Something crucial that we learned about large language models is that there are two types of thinking that they can handle. System one is a quick reaction, like an instant FAQ, while system two is more reasoning and planning. What we have learned over time is that LLMs are very good at system one and can do repeatable work very fast. They can do calculations and transform wordings, but they sometimes lack ‌context beyond one single point of knowledge. From a business perspective, our customer support teams will know what the operations team thinks, what marketing thinks, so they can drive that higher-level type-two thinking that the language model is not fully capable of yet.
With that in mind, if people can free up a lot of their workload from ‌system one thinking, then we should reinvest their time in challenges that require system two, such as reasoning and planning, which ties back into business acumen.
How do you plan to measure the outcomes of generative AI?
We’re still in the process of implementing generative AI, but metrics are very important to us. As our account matures, there are three categories we want to look at — tool usage and enhancement, operational efficiency, and quality output and experience. We want to focus on how we can create more high-quality support resources faster, and deliver it seamlessly. We don’t just want to be the enabler for success at Uber, but the reason for success.
“We’re using Writer Knowledge Graph to make it easier for our internal teams to access accurate and compliant company and product information.”
Peter Tu
Global Knowledge Production Lead
What advice do you have for other AI leaders?
You can’t look too much further down the road than six months when it comes to generative AI, so don’t overthink the first use case or avoid jumping in. We committed to having a use case in place by Q1 2024 with our leadership team, so we had full support from the top-down, which allowed us to easily go to market.
In addition to that, never underestimate the paradigm shift required for these new technologies.

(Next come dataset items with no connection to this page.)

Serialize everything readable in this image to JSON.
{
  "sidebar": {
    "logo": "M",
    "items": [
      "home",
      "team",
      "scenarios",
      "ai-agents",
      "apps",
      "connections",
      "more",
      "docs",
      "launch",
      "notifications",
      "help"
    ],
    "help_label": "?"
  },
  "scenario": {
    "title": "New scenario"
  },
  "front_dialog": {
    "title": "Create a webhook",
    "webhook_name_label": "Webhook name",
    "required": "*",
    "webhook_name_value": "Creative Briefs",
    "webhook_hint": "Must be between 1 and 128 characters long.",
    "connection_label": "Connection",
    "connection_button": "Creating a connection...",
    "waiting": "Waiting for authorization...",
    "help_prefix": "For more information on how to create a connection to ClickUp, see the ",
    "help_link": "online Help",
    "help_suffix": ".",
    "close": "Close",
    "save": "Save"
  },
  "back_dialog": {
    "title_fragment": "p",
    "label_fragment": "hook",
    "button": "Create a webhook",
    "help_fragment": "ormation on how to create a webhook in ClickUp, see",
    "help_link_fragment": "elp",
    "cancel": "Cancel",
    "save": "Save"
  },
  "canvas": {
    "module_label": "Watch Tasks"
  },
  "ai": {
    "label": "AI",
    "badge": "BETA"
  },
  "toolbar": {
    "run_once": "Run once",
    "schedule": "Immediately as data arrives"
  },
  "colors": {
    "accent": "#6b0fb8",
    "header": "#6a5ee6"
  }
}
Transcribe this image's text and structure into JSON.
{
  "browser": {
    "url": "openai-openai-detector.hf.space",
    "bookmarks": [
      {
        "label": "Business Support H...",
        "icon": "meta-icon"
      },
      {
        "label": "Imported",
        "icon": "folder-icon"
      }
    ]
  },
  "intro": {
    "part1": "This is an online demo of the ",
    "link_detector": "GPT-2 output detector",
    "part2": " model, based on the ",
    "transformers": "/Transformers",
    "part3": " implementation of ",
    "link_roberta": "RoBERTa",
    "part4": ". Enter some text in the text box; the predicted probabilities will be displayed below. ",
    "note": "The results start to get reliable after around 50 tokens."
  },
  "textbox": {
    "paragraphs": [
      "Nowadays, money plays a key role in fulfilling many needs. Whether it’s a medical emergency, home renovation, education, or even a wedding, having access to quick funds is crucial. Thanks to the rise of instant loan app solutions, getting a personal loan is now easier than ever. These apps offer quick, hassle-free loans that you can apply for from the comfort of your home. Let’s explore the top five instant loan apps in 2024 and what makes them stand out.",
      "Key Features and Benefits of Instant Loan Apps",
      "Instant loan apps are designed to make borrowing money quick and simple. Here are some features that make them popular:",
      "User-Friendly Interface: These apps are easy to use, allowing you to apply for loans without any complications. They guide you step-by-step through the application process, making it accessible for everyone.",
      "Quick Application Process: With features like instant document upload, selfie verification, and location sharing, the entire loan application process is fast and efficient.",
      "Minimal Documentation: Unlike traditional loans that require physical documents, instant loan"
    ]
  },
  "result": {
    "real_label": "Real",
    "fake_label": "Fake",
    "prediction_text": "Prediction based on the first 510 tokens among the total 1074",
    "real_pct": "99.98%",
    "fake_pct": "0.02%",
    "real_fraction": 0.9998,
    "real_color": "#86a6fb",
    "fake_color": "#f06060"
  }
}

Uber’s technology went through an analogous paradigm shift. Uber disrupted ‌the market by allowing users to hail a cab online. People were used to hailing a cab right on the street, and drivers were very unfamiliar with this new technology. It took us some time to go from zero to one, to get people onboard with this paradigm shift.

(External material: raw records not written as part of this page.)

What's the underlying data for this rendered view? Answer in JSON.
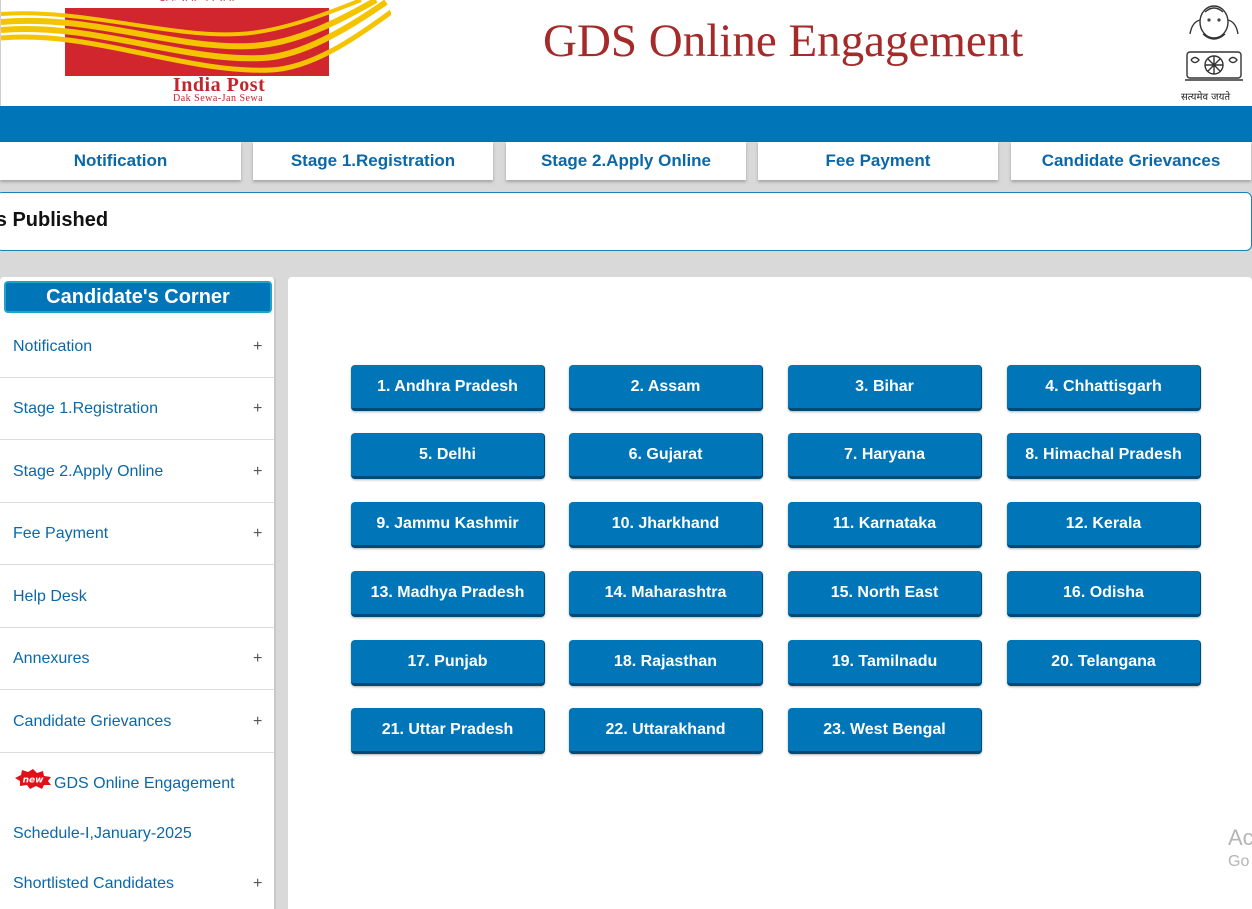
{
  "header": {
    "logo_top_text": "डाक सेवा-जन सेवा",
    "logo_name": "India Post",
    "logo_tagline": "Dak Sewa-Jan Sewa",
    "title": "GDS Online Engagement",
    "emblem_motto": "सत्यमेव जयते",
    "colors": {
      "brand_red": "#d1262e",
      "title": "#a52a2a",
      "blue": "#0075b8"
    }
  },
  "top_nav": [
    {
      "label": "Notification"
    },
    {
      "label": "Stage 1.Registration"
    },
    {
      "label": "Stage 2.Apply Online"
    },
    {
      "label": "Fee Payment"
    },
    {
      "label": "Candidate Grievances"
    }
  ],
  "marquee": {
    "text": "tes Published"
  },
  "sidebar": {
    "heading": "Candidate's Corner",
    "items": [
      {
        "label": "Notification",
        "expander": "+"
      },
      {
        "label": "Stage 1.Registration",
        "expander": "+"
      },
      {
        "label": "Stage 2.Apply Online",
        "expander": "+"
      },
      {
        "label": "Fee Payment",
        "expander": "+"
      },
      {
        "label": "Help Desk",
        "expander": ""
      },
      {
        "label": "Annexures",
        "expander": "+"
      },
      {
        "label": "Candidate Grievances",
        "expander": "+"
      }
    ],
    "new_badge": "new",
    "announcement": "GDS Online Engagement",
    "schedule": "Schedule-I,January-2025",
    "shortlisted": {
      "label": "Shortlisted Candidates",
      "expander": "+"
    }
  },
  "circles": [
    "1. Andhra Pradesh",
    "2. Assam",
    "3. Bihar",
    "4. Chhattisgarh",
    "5. Delhi",
    "6. Gujarat",
    "7. Haryana",
    "8. Himachal Pradesh",
    "9. Jammu Kashmir",
    "10. Jharkhand",
    "11. Karnataka",
    "12. Kerala",
    "13. Madhya Pradesh",
    "14. Maharashtra",
    "15. North East",
    "16. Odisha",
    "17. Punjab",
    "18. Rajasthan",
    "19. Tamilnadu",
    "20. Telangana",
    "21. Uttar Pradesh",
    "22. Uttarakhand",
    "23. West Bengal"
  ],
  "watermark": {
    "line1": "Ac",
    "line2": "Go"
  }
}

What’s next for your team?
We’re excited about our implementation of Writer Knowledge Graph, the Writer-built graph-based RAG solution. We’re using Knowledge Graph to make it easier for our internal teams to easily access accurate and compliant company and product information.
But we know that with generative AI, you need to have great input so that you can have great output, otherwise it’ll be garbage in and garbage out. We are working to enhance our knowledge reference points so that when the LLM consumes that knowledge, it’s looking at the correct information in the correct way. Knowledge Graph ties all the loose ends of taxonomy, metadata, research, and labeling together.
Additionally, as Writer evolves, the product and possible use cases just become more than they were before. There is a lot of opportunity for teams to think about and develop rigor around how to use Writer in their workflows. We also want to better understand where there is a gap that Writer might fill. We need to take a holistic look at our ecosystem and the platforms that we are already using and how we can take full advantage ‌of them.